Giant Cell Arteritis is a chronic autoimmune condition caused by inflammation of arteries in the head and the aorta. The condition usually affects people above the age of 50 years. The disease may cause severe headaches, visual problems and jaw pain and is more likely to affect women when compared to men.
‘Giant Cell Arteritis drug receives features of fast track designation from FDA for the development of the drug.’
Tocilizumab from Roche has received prior approval in 2010 and the company continues to research and find new uses for the treatment of autoimmune diseases.
Break Through Therapy Designation from FDA is given for the treatment of life threatening diseases or symptoms. It is usually adopted as a part of FDA Safety and Innovation Act (FDASIA). This designation is given for the development of new drug which has preliminary clinical evidence demonstrating substantial improvement on atleast one existing therapy.
Tocilizumab is the fifth best selling medicine of Roche which is prescribed for the treatment for rheumatoid and juvenile idiopathic arthritis.

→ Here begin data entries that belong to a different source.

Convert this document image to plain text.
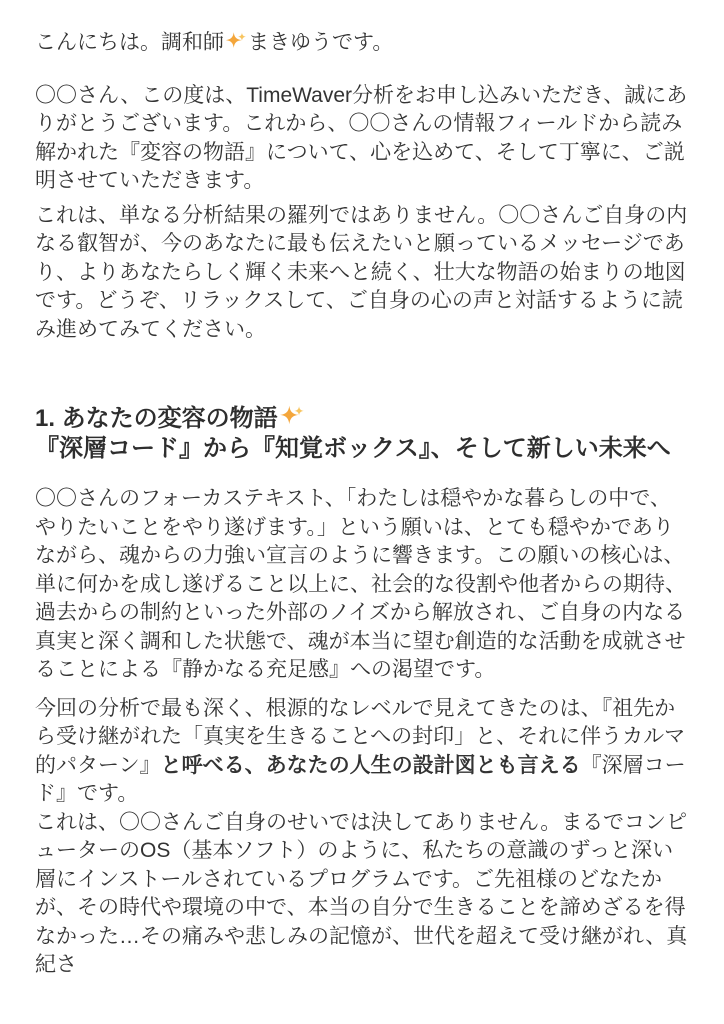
こんにちは。調和師 まきゆうです。

〇〇さん、この度は、TimeWaver分析をお申し込みいただき、誠にありがとうございます。これから、〇〇さんの情報フィールドから読み解かれた『変容の物語』について、心を込めて、そして丁寧に、ご説明させていただきます。

これは、単なる分析結果の羅列ではありません。〇〇さんご自身の内なる叡智が、今のあなたに最も伝えたいと願っているメッセージであり、よりあなたらしく輝く未来へと続く、壮大な物語の始まりの地図です。どうぞ、リラックスして、ご自身の心の声と対話するように読み進めてみてください。

1. あなたの変容の物語
『深層コード』から『知覚ボックス』、そして新しい未来へ

〇〇さんのフォーカステキスト、「わたしは穏やかな暮らしの中で、やりたいことをやり遂げます。」という願いは、とても穏やかでありながら、魂からの力強い宣言のように響きます。この願いの核心は、単に何かを成し遂げること以上に、社会的な役割や他者からの期待、過去からの制約といった外部のノイズから解放され、ご自身の内なる真実と深く調和した状態で、魂が本当に望む創造的な活動を成就させることによる『静かなる充足感』への渇望です。

今回の分析で最も深く、根源的なレベルで見えてきたのは、『祖先から受け継がれた「真実を生きることへの封印」と、それに伴うカルマ的パターン』と呼べる、あなたの人生の設計図とも言える『深層コード』です。

これは、〇〇さんご自身のせいでは決してありません。まるでコンピューターのOS（基本ソフト）のように、私たちの意識のずっと深い層にインストールされているプログラムです。ご先祖様のどなたかが、その時代や環境の中で、本当の自分で生きることを諦めざるを得なかった…その痛みや悲しみの記憶が、世代を超えて受け継がれ、真紀さ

Sandra Horning, Chief Medical Officer said "The FDA Breakthrough Therapy designation for giant cell arteritis underscores our continued commitment to explore Actemra/RoActemra in autoimmune diseases with significant unmet need"
She also added that this drug would be the first new treatment for the condition in 50 years.
The company also said that Tocilizumab combined with six month steroid therapy were found to be more effective through the year compared to the standard 6 or 12 month steroid therapy.